Siklus hidup tungau ini adalah Sarcoptes scabiei jantan dan betina mengadakan kopulasi pada permukaan kulit inang, setelah kopulasi yang jantan akan mati, walaupun ada beberapa ditemukan masih hidup pada terowongan yang dibuat betina maupun terowongan yang dibuatnya sendiri. Betina setelah kopulasi

dilakukan pada malam hari, panjang terowongan bisa mencapai 3 cm. Dalam terowongan betina akan bertelur selama 4-6 minggu jumlah telur bisa mencapai kira-kira 40 butir. Selama hidupnya yang betina tidak pernah meninggalkan terowongan tersebut, dan setelah habis masa bertelurnya akan mati. Telur-telur akan menetas setelah 3-2 hari dan keluar larva yang telah mempunyai 3 pasang kaki. Kemudian larva akan meninggalkan terowongan dan bergerak bebas di permukaan inangnya kemudian akan membuat terowongan baru walaupun ada sebagian menempati terowongan induknya (Sembiring, 2011).

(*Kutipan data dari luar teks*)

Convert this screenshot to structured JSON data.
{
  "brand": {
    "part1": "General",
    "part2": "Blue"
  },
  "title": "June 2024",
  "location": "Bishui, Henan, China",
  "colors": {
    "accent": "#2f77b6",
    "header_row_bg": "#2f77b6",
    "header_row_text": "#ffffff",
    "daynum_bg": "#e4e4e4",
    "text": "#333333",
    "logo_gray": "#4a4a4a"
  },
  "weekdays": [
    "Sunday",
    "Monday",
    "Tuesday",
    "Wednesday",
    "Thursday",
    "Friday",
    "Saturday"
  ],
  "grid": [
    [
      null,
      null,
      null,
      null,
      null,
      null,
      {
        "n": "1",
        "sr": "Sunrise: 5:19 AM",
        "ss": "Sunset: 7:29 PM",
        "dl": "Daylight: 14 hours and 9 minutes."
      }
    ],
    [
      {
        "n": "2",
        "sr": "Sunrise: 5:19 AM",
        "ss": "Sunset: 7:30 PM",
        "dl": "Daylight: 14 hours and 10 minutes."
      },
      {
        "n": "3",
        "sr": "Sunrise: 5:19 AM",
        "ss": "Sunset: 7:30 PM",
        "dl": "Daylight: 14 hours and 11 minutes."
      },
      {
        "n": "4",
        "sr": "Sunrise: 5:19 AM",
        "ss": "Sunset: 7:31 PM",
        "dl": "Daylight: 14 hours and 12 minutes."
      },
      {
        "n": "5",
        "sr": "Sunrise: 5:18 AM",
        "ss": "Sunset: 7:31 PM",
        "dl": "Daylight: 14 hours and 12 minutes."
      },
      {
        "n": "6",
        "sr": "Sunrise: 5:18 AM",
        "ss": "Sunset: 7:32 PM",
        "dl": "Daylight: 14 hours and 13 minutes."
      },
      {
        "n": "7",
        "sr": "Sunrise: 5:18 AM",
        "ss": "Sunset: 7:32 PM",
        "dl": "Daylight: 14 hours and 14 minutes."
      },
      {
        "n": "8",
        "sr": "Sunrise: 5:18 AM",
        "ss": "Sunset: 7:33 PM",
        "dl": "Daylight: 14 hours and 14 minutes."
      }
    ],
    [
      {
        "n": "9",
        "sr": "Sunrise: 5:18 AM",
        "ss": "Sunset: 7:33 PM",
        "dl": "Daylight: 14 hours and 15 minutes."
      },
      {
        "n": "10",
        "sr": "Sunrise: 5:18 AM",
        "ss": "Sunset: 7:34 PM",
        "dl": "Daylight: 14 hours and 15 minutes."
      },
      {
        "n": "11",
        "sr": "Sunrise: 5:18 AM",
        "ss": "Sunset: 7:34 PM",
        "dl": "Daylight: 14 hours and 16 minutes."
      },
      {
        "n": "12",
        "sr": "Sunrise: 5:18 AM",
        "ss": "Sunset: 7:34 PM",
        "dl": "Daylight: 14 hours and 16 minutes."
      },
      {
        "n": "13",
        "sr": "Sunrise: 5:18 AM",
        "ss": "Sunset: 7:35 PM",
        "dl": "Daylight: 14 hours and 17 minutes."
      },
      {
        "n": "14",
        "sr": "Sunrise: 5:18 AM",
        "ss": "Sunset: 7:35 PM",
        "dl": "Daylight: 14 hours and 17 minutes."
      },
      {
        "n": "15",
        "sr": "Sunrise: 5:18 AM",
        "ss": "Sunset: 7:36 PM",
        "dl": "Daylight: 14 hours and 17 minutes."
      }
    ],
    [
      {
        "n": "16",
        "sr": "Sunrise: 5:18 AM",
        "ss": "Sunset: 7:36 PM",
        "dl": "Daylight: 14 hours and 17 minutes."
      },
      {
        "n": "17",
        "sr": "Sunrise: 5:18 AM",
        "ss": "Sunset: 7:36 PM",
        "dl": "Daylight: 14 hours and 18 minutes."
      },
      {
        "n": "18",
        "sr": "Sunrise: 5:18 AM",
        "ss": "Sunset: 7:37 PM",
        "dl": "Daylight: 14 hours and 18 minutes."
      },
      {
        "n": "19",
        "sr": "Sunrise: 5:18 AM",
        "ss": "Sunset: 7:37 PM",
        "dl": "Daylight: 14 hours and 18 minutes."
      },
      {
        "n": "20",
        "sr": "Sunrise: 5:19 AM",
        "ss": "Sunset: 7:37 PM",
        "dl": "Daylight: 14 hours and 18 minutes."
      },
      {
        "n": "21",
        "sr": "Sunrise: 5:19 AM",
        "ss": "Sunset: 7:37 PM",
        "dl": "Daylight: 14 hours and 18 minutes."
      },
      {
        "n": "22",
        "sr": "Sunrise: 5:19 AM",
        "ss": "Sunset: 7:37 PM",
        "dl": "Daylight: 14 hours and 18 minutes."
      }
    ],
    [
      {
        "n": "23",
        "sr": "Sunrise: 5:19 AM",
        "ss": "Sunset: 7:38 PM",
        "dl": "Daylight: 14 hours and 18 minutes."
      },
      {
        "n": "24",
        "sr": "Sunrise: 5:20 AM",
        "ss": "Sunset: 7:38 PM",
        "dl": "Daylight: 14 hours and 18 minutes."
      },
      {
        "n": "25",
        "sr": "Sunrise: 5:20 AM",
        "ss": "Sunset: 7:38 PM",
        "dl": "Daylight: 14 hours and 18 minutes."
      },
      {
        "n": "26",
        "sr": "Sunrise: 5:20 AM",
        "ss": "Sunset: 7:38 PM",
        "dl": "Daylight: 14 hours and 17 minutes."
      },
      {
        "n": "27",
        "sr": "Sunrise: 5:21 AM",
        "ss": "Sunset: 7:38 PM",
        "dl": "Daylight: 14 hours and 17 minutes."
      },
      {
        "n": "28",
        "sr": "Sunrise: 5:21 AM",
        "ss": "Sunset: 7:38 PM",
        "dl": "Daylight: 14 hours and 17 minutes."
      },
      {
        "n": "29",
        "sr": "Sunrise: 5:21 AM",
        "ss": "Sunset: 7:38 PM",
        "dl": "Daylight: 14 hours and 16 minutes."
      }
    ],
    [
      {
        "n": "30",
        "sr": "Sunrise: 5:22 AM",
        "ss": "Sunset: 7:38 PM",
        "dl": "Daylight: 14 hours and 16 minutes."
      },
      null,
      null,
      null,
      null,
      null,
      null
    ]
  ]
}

Setelah 2-3 hari larva ini akan menjadi nimfa. Yang jantan nimfanya hanya 1 kali saja, sedang yang betina mengalami stadium nimfa 2 kali. Siklus hidup memakan waktu selama 12-14 hari, bentuk dewasa betina hidup selama 4-6 minggu, bila host mati maka dalam tempo 2-3 hari tungau akan mati. Masa ikubasi skabies ini kira-kira 1 minggu dengan gejala gatal-gatal yang disebabkan oleh sekresi toksik dan tinja Sarcoptes scabiei (Sembiring, 2011).

Gambar 2. Siklus Hidup dari Sarcoptes scabiei. Sumber: Centers for Disease Control and Prevention, 2010

2.1.5. Patogenesis

Tungan betina yang hamil, menggali terowongan di Stratum korneum, kemudian meletakkan telur dan butiran tinja (skibala) dibelakangnya seiring dengan gerakan majunya (Goodheart, 2009).

Peletakan telur, butiran tinja, dan sekresi lain memicu reaksi iritasi dan alergi, yang merupakan penyebab timbulnya gatal dan reaksi hipersensitivitas tipe IV (lambat) yang terjadi sekitar 30 hari setelah infestasi (Goodheart, 2009).